His brother sighed. “I have foreseen the end. In a few hours, in the city of Bahavnagar, India, the demon Af will cleave the Lamed Vavnik, Sunil Pranadchandr, from Earth’s universe using a gross perversion of a Hindu wedding ritual. With this cleaving of a Pillar, the Earth will collapse. Its life force will flood down onto the Shards in a splendid torrent. But soon the waters will cease, and we will wither away in agony for a trilion, trillion years. And to think that I distrust you to such a degree, Ashey, that I have considered succumbing to this fate instead of helping you.”

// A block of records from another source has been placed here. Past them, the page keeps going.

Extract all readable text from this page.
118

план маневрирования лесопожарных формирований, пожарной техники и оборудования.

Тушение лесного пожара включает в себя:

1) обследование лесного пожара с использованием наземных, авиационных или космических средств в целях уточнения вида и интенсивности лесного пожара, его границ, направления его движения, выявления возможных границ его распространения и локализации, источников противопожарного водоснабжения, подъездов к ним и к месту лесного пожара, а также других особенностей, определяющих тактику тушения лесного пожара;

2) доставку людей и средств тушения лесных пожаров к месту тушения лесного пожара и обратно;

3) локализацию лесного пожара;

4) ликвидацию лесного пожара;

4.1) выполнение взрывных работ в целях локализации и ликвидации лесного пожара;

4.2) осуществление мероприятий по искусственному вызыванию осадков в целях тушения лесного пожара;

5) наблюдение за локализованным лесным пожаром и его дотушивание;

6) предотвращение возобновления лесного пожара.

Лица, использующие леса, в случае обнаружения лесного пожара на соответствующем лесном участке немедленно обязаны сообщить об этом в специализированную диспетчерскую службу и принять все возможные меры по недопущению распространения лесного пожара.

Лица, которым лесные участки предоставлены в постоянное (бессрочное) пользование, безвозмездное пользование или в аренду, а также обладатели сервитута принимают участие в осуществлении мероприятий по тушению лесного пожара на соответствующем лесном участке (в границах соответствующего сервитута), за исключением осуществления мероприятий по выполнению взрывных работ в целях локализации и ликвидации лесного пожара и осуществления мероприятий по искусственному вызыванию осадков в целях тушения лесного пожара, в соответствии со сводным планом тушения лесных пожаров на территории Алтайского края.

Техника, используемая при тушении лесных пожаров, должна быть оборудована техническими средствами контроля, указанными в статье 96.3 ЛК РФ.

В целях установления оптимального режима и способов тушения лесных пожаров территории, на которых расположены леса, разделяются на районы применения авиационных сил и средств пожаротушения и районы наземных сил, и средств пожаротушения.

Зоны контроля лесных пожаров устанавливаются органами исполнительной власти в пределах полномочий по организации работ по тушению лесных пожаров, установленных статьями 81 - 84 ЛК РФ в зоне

“The distrust is mutual. But now we must put that aside. Despite all that you’ve done, you are still my brother. I swear by the waters of Lake Hali, by the Seal of Great Abbadon, and the twin suns of Sheol, by the very blood
that unites us, that I will not abandon you, Azazel!”
“Your vow is worth less than dust.”
“In the new world,” Caleb said, “there will be no dust.”
“Brother, one thing I have learned in my long existence is that, wherever you go, there is always dust.”
——
The sands were as yellow as turmeric. Daniel held his throbbing right arm and looked at their troubled faces. The priests hovered over their dead brothers, trembling. The Mikulal corpse dripped black ichor down the stones, while the others huddled beside him, looking hungry. How would he get these sworn enemies to work together?
He needed ten men to perform Marul’s spell. Ten men to get him home. He heard Gram’s voice, as loud and present as if she had whispered in his ear. Nayn rabonim kenen keyn minyen nit makhn ober tsen shusters yo. Nine rabbis can’t make a minyan but ten shoemakers can. In other words, you make do with what you have.
The Mikulalim and the Bedu shared a common ancestor. Perhaps there was a scrap of ancestral memory in them now that he might use. But first he would have to convince the Mikulalim not to eat their dead, because how could he get the Bedu to trust the Cursed Men if they committed that abomination here, in front of their eyes?
Holding his broken arm, trying his best to ignore the pain, Daniel approached the Mikulalim. I want to speak with you in your own tongue, he thought to them, projecting his thoughts as he had learned from Junal. Can you hear me?
Havig stepped forward. You might have removed your curse if you’d gone down to Lord Azazel, Havig thought. His words crashed into Daniel’s head like thunder. Yet you chose to remain. Why? Have you come to accept what you are?
Daniel wasn’t quite sure what he was now, nor what he would be. I’ve come to ask you a great favor, he thought.
You want us to refrain from eating Dranub.
How did you know?
Your thoughts leak like a broken barrel, Havig thought. We sensed Marul’s magic in the palanquin. And we saw the Tree of Life drawn in the sawdust.